Question

$|a| = \sqrt{3}, |b| = 5, c = 10$ and angle between $b$ and $c$ is $\frac{\pi}{3}$. If $a$ is perpendicular to $b \times c$, then the value of $|a \times (b \times c)|$ is

• A. $10 \sqrt{3}$
• B. 15
• C. 30
• D. 10

Answer 1

75

Answer 2

We are given: $|a|=\sqrt{3}, |b|=5, |c|=10$, and the angle between $b$ and $c$ is $\frac{\pi}{3}$.

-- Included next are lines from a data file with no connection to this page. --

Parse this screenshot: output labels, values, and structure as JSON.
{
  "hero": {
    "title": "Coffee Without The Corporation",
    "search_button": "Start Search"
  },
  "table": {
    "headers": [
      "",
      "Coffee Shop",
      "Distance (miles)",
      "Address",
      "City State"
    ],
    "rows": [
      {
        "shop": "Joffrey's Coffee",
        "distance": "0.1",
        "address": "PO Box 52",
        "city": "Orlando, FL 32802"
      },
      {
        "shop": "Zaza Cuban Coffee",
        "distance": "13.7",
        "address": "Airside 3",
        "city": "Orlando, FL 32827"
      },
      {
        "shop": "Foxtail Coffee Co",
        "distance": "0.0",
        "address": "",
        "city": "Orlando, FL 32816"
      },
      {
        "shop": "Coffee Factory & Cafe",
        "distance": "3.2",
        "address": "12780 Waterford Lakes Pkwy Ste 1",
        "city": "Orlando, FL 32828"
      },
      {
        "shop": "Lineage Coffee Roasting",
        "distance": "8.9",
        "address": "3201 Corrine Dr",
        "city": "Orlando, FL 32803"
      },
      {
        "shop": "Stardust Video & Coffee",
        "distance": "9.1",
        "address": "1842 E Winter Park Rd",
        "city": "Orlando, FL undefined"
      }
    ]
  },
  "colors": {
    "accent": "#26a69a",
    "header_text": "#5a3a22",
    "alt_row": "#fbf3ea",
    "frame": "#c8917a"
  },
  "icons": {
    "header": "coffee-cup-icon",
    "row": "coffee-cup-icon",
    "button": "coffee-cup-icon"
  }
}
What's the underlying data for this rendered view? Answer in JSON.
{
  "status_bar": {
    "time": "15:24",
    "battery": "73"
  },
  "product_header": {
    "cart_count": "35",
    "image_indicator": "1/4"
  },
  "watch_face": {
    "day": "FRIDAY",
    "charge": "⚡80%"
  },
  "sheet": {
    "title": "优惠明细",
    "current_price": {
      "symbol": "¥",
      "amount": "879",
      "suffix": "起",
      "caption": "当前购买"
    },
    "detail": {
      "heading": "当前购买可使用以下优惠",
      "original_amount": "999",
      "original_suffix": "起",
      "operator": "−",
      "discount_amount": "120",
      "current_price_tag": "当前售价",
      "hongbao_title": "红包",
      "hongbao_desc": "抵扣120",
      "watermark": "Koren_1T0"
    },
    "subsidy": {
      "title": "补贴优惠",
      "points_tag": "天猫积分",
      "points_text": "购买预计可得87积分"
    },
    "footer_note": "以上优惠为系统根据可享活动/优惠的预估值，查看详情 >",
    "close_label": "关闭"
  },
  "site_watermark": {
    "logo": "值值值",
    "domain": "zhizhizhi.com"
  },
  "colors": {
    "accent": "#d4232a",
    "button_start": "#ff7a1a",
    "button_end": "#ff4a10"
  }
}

Also, since $a \perp (b \times c)$, it follows that the angle between $a$ and $(b \times c)$ is $90^\circ$. Hence,

$|a\times (b\times c)|=|a|\,|b\times c|\quad\text{(since } \sin 90^\circ = 1 \text{)}$.

First, compute:

$|b\times c|=|b||c|\sin\frac{\pi}{3}=5\cdot 10\cdot\frac{\sqrt{3}}{2}=50\cdot\frac{\sqrt{3}}{2}=25\sqrt{3}$.

Thus,

$|a\times (b\times c)|=\sqrt{3}\cdot 25\sqrt{3}=25\cdot3=75$.

Therefore, the value of $|a\times (b\times c)|$ is 75.